Postmenopausal Hormone Replacement, Simvastatin, and Hyperlipidemia


Synopsis: Simvastatin lowers serum LDL more than does postmenopausal hormone replacement therapy, but both treatments appear effective in raising HDL levels.

Source: Darling GM, et al. N Engl J Med 1997;337: 595-601.

In this crossover trial, darling and colleagues randomized 58 postmenopausal women with fasting total serum cholesterols greater than 250 to two treatment phases: 1) an eight-week course of 10 mg daily simvastatin and 2) another eight-week course of up to 1.25 mg daily conjugated equine estrogens with 5 mg daily medroxyprogesterone acetate. All participants had an eight-week washout period between these two treatments.

The simvastatin and the hormone replacement therapy were equally effective in raising serum HDL cholesterol, which increased an average of 7% in each treatment group. Simvastatin lowered LDL cholesterol an average of 36%, while the hormonal therapy lowered it 24%—a significant difference. Simvastatin also lowered total serum cholesterol significantly more (26% vs 14% with hormone replacement therapy). The only potentially unfavorable lipid change was with triglycerides, which hormone replacement increased by 29%. Simvastatin decreased triglycerides by 14%. In a subgroup analysis, the lipid profiles of those participants at particular risk for coronary artery disease, after treatment, were similar to those of the general study population.


More women in the United States die from coronary artery disease than from any other condition. Despite epidemiologic data suggesting that postmenopausal estrogen replacement therapy cuts this mortality risk approximately in half, hormone replacement remains a controversial topic about which many American women are still uneducated.

Postmenopausal estrogen/progestin replacement has already been shown to raise HDL levels while lowering LDL levels.

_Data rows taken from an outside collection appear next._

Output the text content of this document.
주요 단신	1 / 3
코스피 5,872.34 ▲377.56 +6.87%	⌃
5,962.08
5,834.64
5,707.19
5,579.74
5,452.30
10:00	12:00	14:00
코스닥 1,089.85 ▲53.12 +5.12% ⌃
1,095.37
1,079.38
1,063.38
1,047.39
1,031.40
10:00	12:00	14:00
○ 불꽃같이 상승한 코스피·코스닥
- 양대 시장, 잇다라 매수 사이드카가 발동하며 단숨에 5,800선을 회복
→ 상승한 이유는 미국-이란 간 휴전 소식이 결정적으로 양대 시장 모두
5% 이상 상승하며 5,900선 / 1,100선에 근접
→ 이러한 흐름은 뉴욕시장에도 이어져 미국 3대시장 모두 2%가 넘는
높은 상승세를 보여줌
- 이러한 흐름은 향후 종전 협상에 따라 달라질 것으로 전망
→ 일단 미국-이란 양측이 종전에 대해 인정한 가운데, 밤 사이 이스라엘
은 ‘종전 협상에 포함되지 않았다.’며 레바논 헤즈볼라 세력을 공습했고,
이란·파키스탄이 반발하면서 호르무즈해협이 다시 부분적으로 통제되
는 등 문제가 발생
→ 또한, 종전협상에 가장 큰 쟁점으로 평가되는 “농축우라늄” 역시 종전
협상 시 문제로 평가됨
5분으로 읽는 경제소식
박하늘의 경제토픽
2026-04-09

Darling et al are the first, however, to stack hormone replacement therapy against an HMG-CoA reductase inhibitor in a direct comparison of lipid-lowering effects. As Darling et al suggest, the benefits of hormone replacement therapy were clearly reinforced, especially because raising HDL may prove to be more important than lowering LDL in the prevention of coronary artery disease.

Does it really matter that hormone replacement therapy raises triglycerides? Elevated trigylcerides have been implicated as an independent risk factor for coronary artery disease in women, but the investigators correctly assert that estrogen-induced hypertriglyceridemia may be different. This issue will need to be clarified in future research.

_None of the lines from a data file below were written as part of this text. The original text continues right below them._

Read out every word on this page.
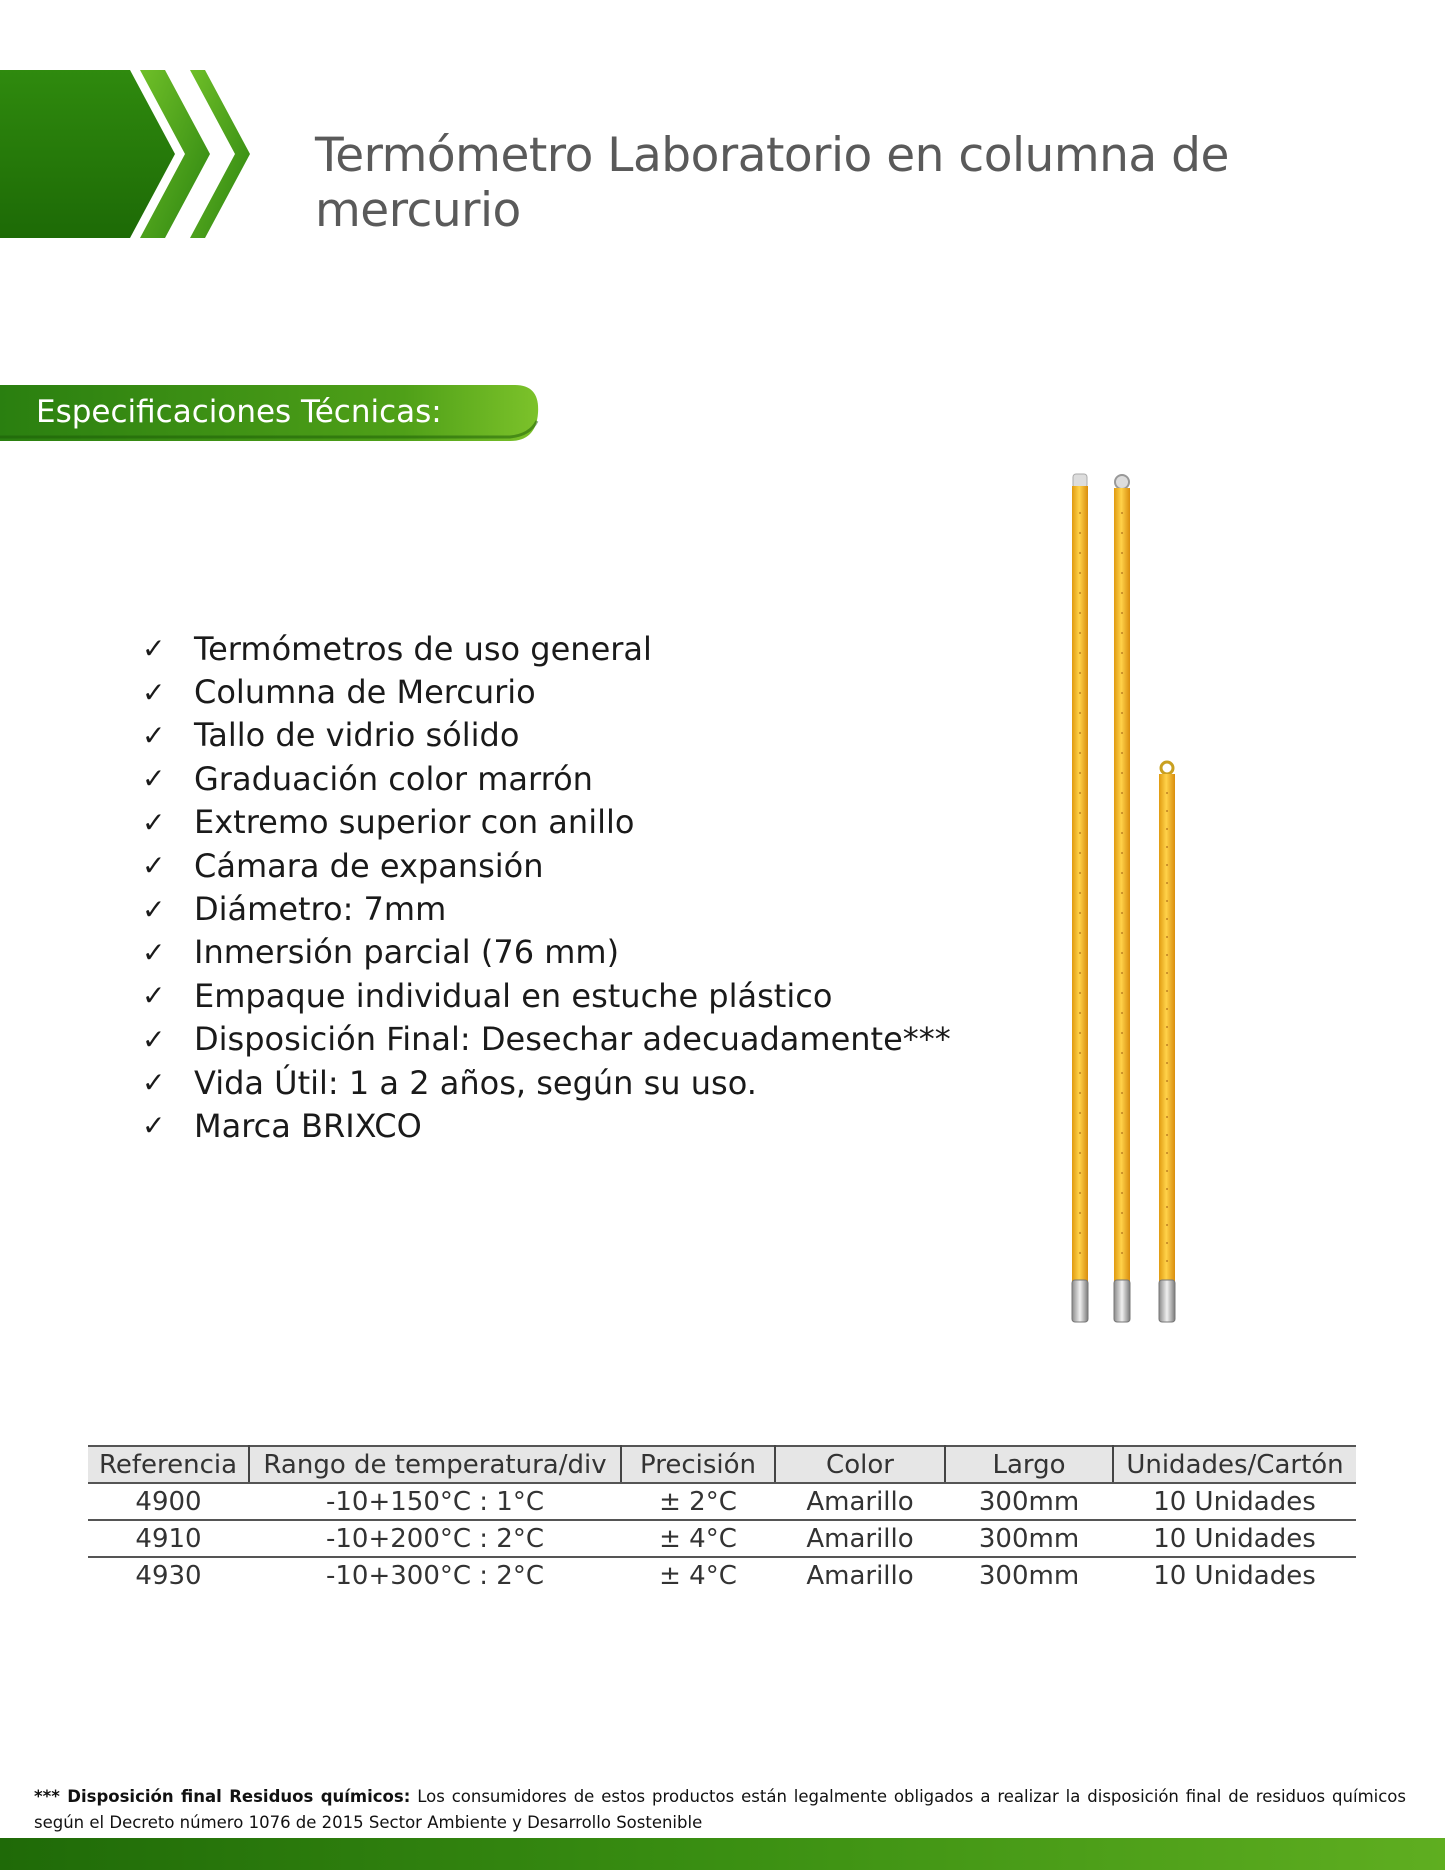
Termómetro Laboratorio en columna de mercurio
Especificaciones Técnicas:
✓ Termómetros de uso general
✓ Columna de Mercurio
✓ Tallo de vidrio sólido
✓ Graduación color marrón
✓ Extremo superior con anillo
✓ Cámara de expansión
✓ Diámetro: 7mm
✓ Inmersión parcial (76 mm)
✓ Empaque individual en estuche plástico
✓ Disposición Final: Desechar adecuadamente***
✓ Vida Útil: 1 a 2 años, según su uso.
✓ Marca BRIXCO
Referencia	Rango de temperatura/div	Precisión	Color	Largo	Unidades/Cartón
4900	-10+150°C : 1°C	± 2°C	Amarillo	300mm	10 Unidades
4910	-10+200°C : 2°C	± 4°C	Amarillo	300mm	10 Unidades
4930	-10+300°C : 2°C	± 4°C	Amarillo	300mm	10 Unidades
*** Disposición final Residuos químicos: Los consumidores de estos productos están legalmente obligados a realizar la disposición final de residuos químicos según el Decreto número 1076 de 2015 Sector Ambiente y Desarrollo Sostenible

The real answers to all of these questions await the results of the first randomized controlled trials on hormone replacement therapy and coronary artery disease, such as the ongoing Women’s Health Initiative, which will determine whether hormone replacement decreases coronary artery disease mortality. Serum lipid levels are at best a limited surrogate for these data. In the meantime, this study furthers our understanding of the complex relationships between hormone replacement and hyperlipidemia. This article provides more support for discussing hormone replacement with our postmenopausal patients. It joins an increasing body of evidence that this therapy prevents heart disease, osteoporosis, urogenital atrophy, and perhaps even dementia and tooth loss. An important question for future research will be whether hormone replacement in combination with a conventional lipid-lowering agent more effectively improves hyperlipidemia than does either therapy alone.